L’accord conclu en Écosse entre les États-Unis et l’Europe est, à première vue, une simple nouvelle concernant les droits de douane et le commerce international. Cependant, en y regardant de plus près, une toute nouvelle réalité de la politique mondiale se dessine, avec des conséquences fondamentales et probablement douloureuses pour les économies axées sur l’exportation, comme l’économie tchèque. Ce nouveau modèle, appelé „diplomatie commerciale“, change les règles du jeu. Et nous n’y sommes pas préparés.

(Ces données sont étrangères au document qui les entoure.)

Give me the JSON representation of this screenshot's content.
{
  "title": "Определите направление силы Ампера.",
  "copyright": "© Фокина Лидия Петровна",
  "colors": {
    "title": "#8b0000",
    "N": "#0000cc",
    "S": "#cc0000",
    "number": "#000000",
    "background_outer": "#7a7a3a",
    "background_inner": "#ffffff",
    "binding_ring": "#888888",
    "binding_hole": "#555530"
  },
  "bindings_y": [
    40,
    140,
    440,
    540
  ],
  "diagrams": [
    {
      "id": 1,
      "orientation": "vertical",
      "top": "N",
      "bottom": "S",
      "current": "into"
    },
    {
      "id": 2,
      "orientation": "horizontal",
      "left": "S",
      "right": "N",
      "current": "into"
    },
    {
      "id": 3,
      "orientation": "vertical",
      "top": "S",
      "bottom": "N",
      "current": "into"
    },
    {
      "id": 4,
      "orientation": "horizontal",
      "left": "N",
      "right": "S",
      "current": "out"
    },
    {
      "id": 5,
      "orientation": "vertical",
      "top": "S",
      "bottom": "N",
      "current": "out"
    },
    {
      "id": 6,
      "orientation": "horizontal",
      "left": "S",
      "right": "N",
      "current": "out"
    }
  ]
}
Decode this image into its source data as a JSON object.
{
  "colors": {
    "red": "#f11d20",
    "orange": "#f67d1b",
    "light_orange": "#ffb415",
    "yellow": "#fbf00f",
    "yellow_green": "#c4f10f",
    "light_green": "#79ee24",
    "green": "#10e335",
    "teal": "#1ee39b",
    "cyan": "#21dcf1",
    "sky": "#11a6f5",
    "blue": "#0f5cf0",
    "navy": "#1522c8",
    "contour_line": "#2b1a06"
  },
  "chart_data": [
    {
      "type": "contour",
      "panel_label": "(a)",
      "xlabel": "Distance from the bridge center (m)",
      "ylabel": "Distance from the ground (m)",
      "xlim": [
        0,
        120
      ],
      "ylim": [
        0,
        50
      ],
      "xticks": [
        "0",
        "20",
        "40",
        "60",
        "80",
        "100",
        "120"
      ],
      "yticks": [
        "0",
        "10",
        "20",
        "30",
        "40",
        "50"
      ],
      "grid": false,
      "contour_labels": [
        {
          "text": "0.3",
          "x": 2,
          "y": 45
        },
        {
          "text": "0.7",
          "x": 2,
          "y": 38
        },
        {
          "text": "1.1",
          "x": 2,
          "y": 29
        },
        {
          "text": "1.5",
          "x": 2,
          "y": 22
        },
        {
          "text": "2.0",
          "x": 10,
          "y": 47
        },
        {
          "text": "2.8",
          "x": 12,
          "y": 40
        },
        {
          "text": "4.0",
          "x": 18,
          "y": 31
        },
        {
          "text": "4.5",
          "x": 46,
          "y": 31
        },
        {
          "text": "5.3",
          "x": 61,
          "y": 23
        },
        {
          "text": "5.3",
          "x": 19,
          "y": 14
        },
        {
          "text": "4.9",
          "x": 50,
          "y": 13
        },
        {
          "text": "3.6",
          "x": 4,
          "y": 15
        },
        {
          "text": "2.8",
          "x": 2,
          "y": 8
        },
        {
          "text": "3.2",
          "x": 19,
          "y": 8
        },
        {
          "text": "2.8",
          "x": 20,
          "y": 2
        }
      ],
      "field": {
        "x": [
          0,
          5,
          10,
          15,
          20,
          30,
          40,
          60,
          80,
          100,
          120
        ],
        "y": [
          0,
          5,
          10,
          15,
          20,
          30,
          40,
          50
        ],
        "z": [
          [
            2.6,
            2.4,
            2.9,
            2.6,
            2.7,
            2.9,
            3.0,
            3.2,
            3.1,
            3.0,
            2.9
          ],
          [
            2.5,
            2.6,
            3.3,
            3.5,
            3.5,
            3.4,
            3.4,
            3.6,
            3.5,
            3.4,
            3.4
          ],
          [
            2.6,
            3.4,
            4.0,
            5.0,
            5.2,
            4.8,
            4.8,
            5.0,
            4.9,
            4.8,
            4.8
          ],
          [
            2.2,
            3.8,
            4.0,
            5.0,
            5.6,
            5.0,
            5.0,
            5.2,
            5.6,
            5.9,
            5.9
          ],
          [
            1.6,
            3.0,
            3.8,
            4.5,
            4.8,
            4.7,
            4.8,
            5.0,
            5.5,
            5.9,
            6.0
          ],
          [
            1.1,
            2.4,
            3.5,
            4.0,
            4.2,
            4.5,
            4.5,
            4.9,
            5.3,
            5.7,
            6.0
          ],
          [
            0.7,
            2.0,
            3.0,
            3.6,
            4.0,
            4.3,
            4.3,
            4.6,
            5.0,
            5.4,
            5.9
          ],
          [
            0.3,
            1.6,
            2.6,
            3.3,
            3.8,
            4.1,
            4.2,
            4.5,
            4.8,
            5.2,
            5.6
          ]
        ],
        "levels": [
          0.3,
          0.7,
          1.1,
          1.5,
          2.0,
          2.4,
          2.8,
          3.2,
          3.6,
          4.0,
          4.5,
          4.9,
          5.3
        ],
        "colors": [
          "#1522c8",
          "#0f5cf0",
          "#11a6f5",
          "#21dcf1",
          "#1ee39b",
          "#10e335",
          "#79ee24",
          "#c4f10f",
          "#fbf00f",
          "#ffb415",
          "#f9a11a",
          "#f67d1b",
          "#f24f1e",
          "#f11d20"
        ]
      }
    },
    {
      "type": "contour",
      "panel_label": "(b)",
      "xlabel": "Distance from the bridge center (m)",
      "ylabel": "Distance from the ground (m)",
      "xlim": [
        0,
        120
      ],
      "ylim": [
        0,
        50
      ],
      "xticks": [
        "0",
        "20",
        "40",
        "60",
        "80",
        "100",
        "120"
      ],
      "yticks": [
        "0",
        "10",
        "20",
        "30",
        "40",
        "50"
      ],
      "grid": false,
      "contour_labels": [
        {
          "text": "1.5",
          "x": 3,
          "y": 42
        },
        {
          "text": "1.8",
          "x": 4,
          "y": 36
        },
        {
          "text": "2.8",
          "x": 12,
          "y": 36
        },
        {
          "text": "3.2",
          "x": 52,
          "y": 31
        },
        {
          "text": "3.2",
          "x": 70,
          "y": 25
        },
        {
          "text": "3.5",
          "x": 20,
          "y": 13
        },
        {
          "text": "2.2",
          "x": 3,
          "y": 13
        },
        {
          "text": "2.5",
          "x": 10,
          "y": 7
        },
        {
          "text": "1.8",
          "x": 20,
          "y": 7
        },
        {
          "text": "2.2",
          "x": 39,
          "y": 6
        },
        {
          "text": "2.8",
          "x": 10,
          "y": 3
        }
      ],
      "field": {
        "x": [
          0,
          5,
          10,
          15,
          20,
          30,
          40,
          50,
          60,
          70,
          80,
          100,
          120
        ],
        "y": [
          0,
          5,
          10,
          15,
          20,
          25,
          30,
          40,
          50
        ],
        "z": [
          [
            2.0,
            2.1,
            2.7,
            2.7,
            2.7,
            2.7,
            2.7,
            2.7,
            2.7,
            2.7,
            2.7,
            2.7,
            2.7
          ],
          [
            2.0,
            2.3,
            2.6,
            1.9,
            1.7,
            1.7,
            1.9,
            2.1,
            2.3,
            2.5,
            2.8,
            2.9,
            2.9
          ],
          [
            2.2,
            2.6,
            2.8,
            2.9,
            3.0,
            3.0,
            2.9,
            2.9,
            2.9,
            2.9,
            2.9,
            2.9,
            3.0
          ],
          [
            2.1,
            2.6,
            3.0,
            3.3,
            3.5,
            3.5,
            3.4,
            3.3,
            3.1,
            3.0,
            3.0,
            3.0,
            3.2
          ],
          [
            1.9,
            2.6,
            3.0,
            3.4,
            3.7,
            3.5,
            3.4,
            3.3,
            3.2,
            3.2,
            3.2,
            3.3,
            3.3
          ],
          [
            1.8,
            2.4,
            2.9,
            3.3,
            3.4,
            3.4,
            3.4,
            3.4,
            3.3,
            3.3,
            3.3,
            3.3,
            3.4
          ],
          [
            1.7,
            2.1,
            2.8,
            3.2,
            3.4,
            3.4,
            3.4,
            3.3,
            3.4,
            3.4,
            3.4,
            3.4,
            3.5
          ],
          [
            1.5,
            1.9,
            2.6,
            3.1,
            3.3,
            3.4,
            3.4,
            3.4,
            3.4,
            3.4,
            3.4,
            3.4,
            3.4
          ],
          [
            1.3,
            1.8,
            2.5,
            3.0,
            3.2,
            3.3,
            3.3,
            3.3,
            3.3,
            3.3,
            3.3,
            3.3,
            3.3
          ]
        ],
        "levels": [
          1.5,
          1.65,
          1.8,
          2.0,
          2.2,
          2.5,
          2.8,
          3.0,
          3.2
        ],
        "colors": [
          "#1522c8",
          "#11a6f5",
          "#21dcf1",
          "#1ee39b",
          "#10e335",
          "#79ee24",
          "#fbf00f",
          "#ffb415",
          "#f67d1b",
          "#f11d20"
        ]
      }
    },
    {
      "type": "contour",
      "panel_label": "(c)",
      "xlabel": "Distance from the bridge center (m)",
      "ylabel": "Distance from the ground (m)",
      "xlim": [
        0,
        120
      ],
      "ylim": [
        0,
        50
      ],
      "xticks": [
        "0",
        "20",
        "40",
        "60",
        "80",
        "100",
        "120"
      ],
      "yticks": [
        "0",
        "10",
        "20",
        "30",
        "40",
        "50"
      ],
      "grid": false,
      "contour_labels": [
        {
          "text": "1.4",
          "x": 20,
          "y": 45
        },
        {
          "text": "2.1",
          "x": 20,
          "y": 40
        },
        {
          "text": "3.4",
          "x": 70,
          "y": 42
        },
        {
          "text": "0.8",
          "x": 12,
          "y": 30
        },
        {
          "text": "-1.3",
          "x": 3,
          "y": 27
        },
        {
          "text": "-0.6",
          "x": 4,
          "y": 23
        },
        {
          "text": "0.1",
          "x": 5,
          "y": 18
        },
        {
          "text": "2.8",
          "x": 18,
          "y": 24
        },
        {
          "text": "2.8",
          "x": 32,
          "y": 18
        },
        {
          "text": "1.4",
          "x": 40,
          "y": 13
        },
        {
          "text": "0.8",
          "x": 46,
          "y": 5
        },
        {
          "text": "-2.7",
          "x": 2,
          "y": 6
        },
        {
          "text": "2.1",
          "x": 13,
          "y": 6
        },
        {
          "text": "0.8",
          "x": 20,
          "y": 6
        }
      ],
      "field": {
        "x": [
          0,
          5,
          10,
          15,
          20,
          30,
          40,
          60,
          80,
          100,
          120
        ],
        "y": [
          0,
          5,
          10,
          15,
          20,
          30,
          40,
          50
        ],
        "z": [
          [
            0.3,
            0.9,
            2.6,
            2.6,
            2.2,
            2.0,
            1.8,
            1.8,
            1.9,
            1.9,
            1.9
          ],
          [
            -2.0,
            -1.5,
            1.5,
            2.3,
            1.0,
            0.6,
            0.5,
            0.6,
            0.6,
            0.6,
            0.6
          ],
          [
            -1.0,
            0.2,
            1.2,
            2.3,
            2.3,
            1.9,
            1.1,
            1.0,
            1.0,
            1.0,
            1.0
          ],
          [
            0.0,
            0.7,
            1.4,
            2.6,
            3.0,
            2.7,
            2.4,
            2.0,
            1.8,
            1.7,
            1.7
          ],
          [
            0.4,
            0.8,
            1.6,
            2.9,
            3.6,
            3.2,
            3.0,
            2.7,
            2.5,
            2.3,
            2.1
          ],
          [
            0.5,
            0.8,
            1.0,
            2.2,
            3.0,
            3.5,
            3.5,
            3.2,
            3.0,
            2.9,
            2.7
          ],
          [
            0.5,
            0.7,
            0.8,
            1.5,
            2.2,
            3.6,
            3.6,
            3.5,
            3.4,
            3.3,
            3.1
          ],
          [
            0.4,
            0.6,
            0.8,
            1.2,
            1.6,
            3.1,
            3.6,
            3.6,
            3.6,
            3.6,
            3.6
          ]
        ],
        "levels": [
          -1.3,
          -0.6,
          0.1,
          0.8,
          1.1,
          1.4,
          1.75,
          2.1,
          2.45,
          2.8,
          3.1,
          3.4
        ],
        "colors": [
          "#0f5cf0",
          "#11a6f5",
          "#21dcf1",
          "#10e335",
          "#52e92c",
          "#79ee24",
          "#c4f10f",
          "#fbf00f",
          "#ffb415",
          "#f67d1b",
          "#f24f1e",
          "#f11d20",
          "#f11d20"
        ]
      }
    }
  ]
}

L’accord ne porte pas sur la réduction des droits de douane. Il s’agit de leur „rachat“ par des engagements d’investissement massifs. L’Europe s’est engagée à dépenser 1,4 trillion de dollars en Amérique pour éviter des tarifs douaniers écrasants. Il ne s’agit pas d’un partenariat entre égaux, mais d’une relation de vassalité où l’Europe paie l’Amérique pour avoir accès à son marché et pour sa sécurité énergétique. Ce n’est pas une fluctuation temporaire, mais une nouvelle doctrine de la domination économique américaine.
Qu’est-ce que cela signifie concrètement pour la République tchèque ?
- Nous faisons partie d’une Europe „payeuse“, mais sans bénéfices directs
La République tchèque est une partie intégrante de l’Union européenne, et donc une partie de ce gigantesque accord qu’elle s’est engagée à payer. Nos entreprises, notre gouvernement, nous tous contribuerons à la réalisation de ces engagements, que ce soit directement ou indirectement par le biais de mécanismes paneuropéens et des prix de l’énergie. Le problème est que les principaux bénéfices de cet accord iront d’abord aux grands acteurs. Les exemptions de droits de douane pour les avions, les semi-conducteurs ou les produits chimiques clés profiteront avant tout à l’Allemagne et à la France. L’industrie tchèque, axée sur les composants automobiles, la construction mécanique et d’autres sous-traitances, pourrait rester en marge de ces avantages. Nous paierons, mais d’autres récolteront les fruits.
- Pression accrue sur notre modèle d’exportation
Jusqu’à présent, nous avons bénéficié du libre-échange et de l’accès aux marchés mondiaux. Ce nouveau modèle, cependant, introduit le principe du „paye et joue“. Les pays qui ne peuvent pas se permettre des promesses d’investissement massives feront face à des droits de douane plus élevés et à un accès plus difficile au marché américain. La République tchèque, avec son budget et son potentiel d’investissement limités, ne peut pas rivaliser avec le Japon ou les grandes économies européennes en „surenchérissant“ pour des droits de douane plus bas. Nos exportations vers les États-Unis, bien que non dominantes, pourraient être affectées. Pire encore, ce modèle pourrait devenir une norme mondiale. Et si la Chine ou d’autres grandes puissances commençaient à appliquer une logique similaire ? Notre modèle basé sur la qualité et le prix compétitif ne serait plus suffisant.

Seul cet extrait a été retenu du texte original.